A UETR (Unique End-to-End Transaction Reference) is a UUID v4 used in SWIFT banking payments to uniquely identify each financial transaction across the entire payment chain. Introduced with the ISO 20022 payment standard, UETRs allow banks to track a payment from sender to recipient regardless of how many intermediary banks are involved. Every SWIFT payment must include a UETR, which is a standard UUID v4 — you can generate one using this tool.
How do I generate a UUID in Python?
Python includes UUID support in its standard library: import uuid; my_uuid = uuid.uuid4(); print(str(my_uuid)). For UUID v5 (deterministic, namespace-based): uuid.uuid5(uuid.NAMESPACE_DNS, 'yourname'). No pip install needed.
How do I generate a UUID in JavaScript or Node.js?
In modern browsers and Node.js 14.17+: crypto.randomUUID() — no library needed. In older Node.js versions or for v5 support, use the uuid npm package: npm install uuid then import { v4 } from 'uuid'; v4();.
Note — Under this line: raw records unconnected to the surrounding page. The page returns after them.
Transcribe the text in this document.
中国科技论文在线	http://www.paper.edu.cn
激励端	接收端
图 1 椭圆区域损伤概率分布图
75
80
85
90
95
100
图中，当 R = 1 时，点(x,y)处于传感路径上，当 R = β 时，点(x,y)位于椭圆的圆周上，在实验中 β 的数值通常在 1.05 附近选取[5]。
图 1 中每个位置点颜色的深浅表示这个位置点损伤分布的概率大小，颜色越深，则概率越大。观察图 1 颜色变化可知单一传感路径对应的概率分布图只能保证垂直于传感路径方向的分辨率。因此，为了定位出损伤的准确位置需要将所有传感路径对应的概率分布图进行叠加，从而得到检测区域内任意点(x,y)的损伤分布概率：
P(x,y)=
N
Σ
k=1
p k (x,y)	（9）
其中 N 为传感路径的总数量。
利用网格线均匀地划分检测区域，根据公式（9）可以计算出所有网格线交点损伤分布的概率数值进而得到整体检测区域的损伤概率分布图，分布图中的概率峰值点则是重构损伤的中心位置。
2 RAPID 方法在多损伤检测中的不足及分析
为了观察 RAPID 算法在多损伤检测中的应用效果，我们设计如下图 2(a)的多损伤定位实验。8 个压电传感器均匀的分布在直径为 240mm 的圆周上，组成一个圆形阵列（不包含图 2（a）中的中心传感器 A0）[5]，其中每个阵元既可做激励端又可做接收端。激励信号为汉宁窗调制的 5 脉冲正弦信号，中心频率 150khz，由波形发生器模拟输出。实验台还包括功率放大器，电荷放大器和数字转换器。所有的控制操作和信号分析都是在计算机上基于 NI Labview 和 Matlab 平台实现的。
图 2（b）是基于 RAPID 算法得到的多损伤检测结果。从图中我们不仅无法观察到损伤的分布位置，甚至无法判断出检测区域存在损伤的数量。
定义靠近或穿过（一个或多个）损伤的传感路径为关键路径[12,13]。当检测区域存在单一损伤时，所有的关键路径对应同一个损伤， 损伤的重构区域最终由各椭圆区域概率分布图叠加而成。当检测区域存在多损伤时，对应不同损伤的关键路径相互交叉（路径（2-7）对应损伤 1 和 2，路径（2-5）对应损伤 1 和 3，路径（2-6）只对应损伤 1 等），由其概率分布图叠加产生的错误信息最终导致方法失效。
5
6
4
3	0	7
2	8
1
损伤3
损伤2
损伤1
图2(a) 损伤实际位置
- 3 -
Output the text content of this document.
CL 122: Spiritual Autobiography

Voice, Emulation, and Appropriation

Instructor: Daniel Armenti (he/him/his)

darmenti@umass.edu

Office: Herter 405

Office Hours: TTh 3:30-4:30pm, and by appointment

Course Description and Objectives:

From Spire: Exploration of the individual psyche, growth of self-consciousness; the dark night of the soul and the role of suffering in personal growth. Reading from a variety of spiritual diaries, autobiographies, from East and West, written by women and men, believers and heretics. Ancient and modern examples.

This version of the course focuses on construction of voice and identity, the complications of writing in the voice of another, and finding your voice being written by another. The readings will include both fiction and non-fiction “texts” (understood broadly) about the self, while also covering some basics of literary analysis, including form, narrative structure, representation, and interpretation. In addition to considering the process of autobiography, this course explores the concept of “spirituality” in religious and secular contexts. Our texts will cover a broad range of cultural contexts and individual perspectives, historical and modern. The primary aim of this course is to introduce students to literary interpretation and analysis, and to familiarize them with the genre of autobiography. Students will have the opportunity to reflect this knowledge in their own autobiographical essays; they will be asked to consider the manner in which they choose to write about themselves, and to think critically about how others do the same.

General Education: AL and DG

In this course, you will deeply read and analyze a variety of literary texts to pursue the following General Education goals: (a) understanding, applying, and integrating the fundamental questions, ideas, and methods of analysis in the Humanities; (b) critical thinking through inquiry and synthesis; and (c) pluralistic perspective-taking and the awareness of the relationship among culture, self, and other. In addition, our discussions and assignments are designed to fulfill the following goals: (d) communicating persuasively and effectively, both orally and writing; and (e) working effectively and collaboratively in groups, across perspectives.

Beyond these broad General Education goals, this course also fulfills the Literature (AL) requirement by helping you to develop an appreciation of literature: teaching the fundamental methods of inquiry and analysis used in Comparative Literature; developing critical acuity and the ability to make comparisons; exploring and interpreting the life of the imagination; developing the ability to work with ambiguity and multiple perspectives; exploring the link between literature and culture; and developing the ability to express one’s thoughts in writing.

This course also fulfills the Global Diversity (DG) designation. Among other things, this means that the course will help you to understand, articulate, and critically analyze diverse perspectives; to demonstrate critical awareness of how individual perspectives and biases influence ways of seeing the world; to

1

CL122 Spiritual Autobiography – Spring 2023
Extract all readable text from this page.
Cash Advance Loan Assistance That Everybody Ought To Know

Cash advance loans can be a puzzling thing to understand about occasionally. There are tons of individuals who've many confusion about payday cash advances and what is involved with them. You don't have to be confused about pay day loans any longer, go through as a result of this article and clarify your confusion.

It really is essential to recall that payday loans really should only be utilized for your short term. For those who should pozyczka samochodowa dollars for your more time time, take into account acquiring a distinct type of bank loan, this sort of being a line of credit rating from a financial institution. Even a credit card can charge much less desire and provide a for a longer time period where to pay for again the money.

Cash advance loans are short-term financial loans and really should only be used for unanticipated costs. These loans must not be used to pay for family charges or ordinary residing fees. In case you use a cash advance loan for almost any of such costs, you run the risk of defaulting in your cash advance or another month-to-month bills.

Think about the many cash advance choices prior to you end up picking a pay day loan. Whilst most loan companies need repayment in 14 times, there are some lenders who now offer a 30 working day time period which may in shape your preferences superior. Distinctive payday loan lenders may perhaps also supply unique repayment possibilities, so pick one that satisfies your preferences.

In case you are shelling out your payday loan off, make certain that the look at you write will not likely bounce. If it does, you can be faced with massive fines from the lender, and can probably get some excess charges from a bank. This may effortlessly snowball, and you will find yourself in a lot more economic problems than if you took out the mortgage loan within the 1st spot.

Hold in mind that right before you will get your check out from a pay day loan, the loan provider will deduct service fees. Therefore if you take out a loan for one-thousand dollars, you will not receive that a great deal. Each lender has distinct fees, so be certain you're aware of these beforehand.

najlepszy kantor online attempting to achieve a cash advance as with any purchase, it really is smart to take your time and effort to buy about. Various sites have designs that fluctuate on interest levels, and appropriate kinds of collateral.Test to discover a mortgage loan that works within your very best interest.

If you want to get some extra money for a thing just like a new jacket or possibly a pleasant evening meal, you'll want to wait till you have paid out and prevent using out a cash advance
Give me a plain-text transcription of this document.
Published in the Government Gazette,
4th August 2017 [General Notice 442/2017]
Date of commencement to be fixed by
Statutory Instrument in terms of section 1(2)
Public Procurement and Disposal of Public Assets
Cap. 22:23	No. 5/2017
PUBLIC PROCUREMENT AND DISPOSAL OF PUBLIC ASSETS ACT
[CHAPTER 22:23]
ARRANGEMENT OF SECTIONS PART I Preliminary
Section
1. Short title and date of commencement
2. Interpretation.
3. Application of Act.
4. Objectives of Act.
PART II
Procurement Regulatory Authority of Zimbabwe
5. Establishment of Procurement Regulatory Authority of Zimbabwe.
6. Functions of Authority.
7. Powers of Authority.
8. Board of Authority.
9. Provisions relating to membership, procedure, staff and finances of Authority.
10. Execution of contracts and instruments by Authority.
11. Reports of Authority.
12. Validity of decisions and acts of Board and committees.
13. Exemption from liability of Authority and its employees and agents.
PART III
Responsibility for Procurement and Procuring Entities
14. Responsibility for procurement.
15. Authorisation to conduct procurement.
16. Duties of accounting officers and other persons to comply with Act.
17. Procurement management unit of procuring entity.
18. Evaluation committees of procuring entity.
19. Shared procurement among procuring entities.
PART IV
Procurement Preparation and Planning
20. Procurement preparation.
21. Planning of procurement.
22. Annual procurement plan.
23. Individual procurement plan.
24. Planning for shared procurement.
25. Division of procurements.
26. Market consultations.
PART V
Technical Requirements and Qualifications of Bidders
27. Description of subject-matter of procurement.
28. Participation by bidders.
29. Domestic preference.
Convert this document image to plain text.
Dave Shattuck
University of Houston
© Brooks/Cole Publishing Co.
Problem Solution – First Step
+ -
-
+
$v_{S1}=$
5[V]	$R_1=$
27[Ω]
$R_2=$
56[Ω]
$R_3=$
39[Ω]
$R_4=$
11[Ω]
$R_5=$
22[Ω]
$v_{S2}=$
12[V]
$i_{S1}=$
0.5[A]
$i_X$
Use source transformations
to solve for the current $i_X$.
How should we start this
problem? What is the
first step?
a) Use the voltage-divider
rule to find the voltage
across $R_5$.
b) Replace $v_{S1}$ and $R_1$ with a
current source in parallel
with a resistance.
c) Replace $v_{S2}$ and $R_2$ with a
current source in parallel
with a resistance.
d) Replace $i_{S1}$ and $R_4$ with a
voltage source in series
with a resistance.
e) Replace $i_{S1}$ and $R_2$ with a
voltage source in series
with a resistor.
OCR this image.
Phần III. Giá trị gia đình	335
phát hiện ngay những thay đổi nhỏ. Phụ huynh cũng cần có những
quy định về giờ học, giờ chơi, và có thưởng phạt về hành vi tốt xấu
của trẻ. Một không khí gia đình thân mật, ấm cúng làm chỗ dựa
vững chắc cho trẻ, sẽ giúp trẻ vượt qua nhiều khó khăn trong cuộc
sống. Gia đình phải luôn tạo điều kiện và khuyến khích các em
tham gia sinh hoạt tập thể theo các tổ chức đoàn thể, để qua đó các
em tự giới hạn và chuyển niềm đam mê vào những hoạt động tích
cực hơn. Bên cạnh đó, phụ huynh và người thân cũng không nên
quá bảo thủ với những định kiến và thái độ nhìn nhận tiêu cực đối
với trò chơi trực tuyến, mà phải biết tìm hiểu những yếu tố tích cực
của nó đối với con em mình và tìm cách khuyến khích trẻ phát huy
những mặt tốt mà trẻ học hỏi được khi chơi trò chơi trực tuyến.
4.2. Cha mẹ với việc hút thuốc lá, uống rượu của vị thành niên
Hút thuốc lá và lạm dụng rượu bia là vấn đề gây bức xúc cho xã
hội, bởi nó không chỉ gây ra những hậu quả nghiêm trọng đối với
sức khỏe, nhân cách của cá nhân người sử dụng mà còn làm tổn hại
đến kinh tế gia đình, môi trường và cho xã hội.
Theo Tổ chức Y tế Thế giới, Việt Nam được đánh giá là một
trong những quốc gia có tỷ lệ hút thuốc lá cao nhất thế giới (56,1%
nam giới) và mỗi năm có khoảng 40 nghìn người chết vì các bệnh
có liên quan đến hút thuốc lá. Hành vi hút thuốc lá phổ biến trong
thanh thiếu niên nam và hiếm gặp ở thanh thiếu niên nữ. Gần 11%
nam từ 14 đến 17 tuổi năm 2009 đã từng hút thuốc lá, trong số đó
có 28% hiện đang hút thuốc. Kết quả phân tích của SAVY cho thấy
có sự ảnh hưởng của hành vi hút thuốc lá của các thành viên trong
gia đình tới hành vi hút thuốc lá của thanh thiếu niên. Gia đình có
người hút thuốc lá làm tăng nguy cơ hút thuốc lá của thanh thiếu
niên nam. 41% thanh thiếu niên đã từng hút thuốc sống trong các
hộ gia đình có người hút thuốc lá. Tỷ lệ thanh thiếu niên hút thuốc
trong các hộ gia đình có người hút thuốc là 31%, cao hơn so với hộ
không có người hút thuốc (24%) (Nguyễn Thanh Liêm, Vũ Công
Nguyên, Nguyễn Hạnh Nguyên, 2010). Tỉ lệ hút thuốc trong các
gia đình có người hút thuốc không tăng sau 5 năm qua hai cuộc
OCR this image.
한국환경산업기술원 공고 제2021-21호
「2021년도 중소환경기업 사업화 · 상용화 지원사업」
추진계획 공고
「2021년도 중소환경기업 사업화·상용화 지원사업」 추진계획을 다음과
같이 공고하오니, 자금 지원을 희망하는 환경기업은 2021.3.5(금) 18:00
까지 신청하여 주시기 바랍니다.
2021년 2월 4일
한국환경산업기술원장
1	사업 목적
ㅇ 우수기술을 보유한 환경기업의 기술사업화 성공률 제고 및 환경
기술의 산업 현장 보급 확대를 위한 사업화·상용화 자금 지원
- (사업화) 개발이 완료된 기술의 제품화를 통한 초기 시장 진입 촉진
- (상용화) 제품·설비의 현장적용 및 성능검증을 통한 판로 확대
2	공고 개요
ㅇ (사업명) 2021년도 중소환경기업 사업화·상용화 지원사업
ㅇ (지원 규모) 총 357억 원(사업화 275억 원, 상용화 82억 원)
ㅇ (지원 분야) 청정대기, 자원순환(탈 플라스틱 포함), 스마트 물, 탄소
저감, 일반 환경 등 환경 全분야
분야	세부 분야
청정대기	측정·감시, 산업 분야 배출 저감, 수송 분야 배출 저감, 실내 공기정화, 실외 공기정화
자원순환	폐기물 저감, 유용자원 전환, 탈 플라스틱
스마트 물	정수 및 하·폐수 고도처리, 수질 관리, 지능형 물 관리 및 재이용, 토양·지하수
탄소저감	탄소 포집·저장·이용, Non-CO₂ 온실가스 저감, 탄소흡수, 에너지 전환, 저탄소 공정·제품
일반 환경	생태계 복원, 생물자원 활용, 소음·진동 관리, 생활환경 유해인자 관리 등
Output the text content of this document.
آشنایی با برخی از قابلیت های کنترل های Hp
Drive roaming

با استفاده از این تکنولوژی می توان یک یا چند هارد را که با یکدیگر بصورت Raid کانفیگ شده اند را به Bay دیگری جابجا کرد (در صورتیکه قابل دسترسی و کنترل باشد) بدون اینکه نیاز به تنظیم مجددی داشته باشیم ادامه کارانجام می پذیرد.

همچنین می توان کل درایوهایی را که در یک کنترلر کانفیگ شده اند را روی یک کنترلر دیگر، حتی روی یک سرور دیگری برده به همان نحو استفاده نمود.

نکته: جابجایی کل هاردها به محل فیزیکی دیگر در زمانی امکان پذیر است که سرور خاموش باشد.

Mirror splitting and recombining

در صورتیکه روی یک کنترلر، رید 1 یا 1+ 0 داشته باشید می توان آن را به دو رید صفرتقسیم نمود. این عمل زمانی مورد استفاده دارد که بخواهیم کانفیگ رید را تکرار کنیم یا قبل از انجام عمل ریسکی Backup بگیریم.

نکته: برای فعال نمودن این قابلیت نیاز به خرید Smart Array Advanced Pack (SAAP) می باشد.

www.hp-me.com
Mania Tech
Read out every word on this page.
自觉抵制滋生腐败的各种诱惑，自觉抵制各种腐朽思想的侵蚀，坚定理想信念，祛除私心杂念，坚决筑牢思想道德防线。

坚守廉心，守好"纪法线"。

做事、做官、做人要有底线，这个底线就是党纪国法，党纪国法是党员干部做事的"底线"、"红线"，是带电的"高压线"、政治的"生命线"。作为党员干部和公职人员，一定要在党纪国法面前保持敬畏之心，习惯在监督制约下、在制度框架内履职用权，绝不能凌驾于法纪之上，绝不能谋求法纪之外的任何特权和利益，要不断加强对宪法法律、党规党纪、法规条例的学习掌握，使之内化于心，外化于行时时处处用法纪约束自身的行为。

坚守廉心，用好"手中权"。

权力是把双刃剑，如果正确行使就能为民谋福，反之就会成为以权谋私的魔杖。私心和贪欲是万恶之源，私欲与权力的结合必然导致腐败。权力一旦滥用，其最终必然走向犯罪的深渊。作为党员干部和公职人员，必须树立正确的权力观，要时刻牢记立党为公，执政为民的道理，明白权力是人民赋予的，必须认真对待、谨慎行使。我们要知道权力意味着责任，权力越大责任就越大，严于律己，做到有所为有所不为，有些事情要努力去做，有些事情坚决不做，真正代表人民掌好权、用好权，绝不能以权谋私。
How do I generate a GUID in C#?
Guid.NewGuid() generates a new random GUID. To get it as a string: Guid.NewGuid().ToString() (lowercase with hyphens), .ToString("N") (no hyphens), .ToString("B") (with braces), or .ToString("D").ToUpper() (uppercase with hyphens).
How do I generate a GUID in SQL Server?
Use NEWID() for a random GUID: SELECT NEWID(). For a column default: id UNIQUEIDENTIFIER DEFAULT NEWID(). For sequential (time-ordered) GUIDs that avoid index fragmentation, use NEWSEQUENTIALID() as a column default (cannot be called in a SELECT, only as a default).
How do I validate a UUID online?
Use the validator section above — paste your UUID and it instantly checks whether it matches the standard UUID format and identifies the version. A valid UUID matches the pattern xxxxxxxx-xxxx-Mxxx-Nxxx-xxxxxxxxxxxx where M is the version digit (1–8) and N is the variant digit (8, 9, a, or b).
Can I use UUIDs as database primary keys?
Yes, and it is common in distributed systems. UUIDs allow records to be created across multiple servers without a central ID authority. The main trade-off is size (16 bytes vs 4–8 bytes for an integer) and for random v4 UUIDs, index fragmentation. UUID v7 solves the fragmentation problem by being time-ordered. For new projects with distributed writes or microservices, UUID v7 primary keys are an excellent choice.
What is a nil UUID?
The nil UUID is a special-case UUID where all 128 bits are zero: 00000000-0000-0000-0000-000000000000. It is used as a placeholder or default value to indicate the absence of a real UUID, similar to how null is used for missing values.